I think it’s still a bit of a secret to the students here, past and present, that some of the students who thrive most or get the most out of this place (and others like it) are those who try not to care too much about it all. I’ve had a couple of “B” students over the years where I think they’re better, more capable all-around intellects and people than some of my most conventionally strong “A” students. The “A” students tend to be more like me or other faculty, to know how to navigate the game as we define it, but often not to know how or when to defy, ignore or circumvent the game. There are exceptions: there is also a kind of occasional “A” student here who is almost terrifying in their sense of self-possession–I can think of a couple of alums in academia, two journalists, and a few other alums I’ve known who could be described that way. Good for them, but that’s rare. The thing anyone can do is make sure you’re playing and not being played, whatever your grades, and I think some of the students who end up with a partially negative sense of their time here are the ones who felt that they have no choice but to be played. You always have choices.
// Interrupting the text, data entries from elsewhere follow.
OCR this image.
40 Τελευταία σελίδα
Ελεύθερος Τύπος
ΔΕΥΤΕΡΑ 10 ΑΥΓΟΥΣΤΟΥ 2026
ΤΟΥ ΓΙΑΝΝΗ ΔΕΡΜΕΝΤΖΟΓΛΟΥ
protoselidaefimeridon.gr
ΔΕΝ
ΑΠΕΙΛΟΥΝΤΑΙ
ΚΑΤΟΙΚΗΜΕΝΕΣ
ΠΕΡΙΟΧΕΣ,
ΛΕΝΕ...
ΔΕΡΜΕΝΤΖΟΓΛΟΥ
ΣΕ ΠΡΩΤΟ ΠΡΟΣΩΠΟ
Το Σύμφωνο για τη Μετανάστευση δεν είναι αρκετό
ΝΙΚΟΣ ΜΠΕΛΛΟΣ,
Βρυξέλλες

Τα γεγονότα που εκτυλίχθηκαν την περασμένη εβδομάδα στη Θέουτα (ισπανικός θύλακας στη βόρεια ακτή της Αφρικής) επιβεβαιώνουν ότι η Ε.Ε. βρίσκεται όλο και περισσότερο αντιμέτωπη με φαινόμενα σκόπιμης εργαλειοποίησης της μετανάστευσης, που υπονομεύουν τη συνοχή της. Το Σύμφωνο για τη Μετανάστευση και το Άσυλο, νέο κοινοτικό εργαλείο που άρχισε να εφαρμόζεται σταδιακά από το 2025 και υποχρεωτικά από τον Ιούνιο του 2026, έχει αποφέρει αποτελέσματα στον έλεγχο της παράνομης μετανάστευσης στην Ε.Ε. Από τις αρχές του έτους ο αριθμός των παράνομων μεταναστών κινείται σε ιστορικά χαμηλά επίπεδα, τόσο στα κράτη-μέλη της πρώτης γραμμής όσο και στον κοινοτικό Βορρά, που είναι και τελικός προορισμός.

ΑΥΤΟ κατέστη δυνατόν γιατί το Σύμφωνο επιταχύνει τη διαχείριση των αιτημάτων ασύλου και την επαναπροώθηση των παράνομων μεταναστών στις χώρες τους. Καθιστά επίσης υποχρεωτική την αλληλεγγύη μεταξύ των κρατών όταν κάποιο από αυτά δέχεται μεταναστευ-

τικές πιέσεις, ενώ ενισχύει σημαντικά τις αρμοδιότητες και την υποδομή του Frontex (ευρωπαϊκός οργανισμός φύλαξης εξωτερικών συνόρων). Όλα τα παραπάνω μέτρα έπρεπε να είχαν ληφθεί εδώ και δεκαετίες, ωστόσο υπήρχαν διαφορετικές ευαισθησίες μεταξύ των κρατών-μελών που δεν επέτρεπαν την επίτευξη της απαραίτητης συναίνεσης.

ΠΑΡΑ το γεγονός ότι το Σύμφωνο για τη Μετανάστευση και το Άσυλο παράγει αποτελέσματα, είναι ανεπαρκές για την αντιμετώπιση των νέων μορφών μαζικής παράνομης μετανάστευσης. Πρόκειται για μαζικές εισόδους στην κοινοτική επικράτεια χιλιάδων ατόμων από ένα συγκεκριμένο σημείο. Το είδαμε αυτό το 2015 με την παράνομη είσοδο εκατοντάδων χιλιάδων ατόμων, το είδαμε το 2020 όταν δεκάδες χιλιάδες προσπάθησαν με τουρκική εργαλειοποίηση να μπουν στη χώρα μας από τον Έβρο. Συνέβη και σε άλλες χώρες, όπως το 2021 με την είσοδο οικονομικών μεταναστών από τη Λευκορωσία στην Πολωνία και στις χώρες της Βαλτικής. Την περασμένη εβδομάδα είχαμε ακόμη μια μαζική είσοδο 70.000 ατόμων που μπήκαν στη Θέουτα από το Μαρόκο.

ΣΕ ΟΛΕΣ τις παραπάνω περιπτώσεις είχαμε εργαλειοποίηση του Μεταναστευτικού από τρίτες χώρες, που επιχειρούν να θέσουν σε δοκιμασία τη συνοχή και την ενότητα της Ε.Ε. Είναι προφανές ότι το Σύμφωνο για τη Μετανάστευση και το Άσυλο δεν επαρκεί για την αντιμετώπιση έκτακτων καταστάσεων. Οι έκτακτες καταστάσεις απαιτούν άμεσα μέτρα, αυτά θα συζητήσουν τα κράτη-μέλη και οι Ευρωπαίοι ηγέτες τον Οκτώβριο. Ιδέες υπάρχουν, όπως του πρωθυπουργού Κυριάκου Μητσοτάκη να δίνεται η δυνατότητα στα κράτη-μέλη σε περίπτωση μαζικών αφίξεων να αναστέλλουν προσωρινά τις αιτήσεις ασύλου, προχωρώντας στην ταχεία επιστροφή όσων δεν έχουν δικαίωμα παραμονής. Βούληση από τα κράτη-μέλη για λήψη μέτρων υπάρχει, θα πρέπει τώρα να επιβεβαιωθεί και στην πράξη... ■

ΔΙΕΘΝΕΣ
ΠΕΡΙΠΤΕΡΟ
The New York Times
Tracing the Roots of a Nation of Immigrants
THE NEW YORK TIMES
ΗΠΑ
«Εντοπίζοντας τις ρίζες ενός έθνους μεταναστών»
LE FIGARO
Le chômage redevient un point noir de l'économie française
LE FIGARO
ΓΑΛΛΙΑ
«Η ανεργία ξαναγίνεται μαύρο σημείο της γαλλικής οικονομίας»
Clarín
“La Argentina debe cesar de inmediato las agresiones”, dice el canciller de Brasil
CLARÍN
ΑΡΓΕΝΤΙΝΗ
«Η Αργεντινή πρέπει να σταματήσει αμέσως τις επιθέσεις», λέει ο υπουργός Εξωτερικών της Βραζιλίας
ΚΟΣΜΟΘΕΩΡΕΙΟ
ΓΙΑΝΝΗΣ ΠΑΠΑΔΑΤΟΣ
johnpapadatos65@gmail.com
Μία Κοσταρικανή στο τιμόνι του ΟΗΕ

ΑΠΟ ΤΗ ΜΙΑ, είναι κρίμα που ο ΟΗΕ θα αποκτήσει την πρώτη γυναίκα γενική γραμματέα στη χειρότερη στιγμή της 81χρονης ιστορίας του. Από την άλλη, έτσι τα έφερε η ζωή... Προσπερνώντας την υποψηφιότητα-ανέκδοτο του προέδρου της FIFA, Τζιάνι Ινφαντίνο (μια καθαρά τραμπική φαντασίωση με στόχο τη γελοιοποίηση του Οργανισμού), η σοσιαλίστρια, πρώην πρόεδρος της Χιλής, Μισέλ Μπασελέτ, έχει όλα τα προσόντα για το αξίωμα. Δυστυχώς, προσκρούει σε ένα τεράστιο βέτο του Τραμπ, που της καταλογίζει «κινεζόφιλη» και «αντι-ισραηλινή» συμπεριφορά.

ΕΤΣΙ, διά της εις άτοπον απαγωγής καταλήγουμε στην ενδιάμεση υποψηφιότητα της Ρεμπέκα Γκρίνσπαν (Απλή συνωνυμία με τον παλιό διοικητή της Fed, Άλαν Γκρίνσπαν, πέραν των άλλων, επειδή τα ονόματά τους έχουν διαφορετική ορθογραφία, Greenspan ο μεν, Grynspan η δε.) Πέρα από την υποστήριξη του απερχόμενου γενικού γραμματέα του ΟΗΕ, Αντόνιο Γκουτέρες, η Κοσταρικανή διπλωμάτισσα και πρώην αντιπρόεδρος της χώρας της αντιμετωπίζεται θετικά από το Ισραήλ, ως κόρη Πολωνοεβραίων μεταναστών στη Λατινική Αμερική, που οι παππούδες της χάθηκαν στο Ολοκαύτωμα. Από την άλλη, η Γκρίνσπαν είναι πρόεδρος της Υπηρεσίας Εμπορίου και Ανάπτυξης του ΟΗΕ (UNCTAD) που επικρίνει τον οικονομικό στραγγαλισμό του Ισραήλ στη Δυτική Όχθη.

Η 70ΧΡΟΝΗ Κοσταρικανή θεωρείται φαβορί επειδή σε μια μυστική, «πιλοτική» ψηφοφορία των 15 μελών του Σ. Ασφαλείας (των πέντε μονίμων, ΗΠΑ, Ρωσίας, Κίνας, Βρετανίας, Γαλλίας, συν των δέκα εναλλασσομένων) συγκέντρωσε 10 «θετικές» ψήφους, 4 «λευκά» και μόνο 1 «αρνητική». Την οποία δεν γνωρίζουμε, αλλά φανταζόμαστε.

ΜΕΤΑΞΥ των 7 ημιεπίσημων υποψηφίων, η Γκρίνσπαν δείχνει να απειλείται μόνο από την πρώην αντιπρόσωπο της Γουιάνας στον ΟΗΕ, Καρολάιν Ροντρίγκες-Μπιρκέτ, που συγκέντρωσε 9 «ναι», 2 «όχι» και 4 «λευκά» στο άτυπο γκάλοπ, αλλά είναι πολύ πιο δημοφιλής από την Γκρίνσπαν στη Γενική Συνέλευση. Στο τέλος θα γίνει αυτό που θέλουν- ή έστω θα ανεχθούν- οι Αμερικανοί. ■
Still, I also think it’s partly our fault as a faculty in this place, partly the collective culture of academia, and also partly the fault of various pressures and expectations put upon our students by themselves and by people who matter to them in their personal lives. I do think we can do a better job explaining what we do and why we do it. I suspect if we did a better job, we’d do a lot of what we do differently. Intensity when you’re full of passion, commitment, lost in something abiding and authentic, is very different than a kind of multitasking, routinized, just-because intensity, the intensity of having three humdrum essays and a mid-term exam due on the same day. You can’t expect to deliver the former intensity consistently as a service to your students (by its nature it is elusive) but it would not be unreasonable to strive for it for insistently.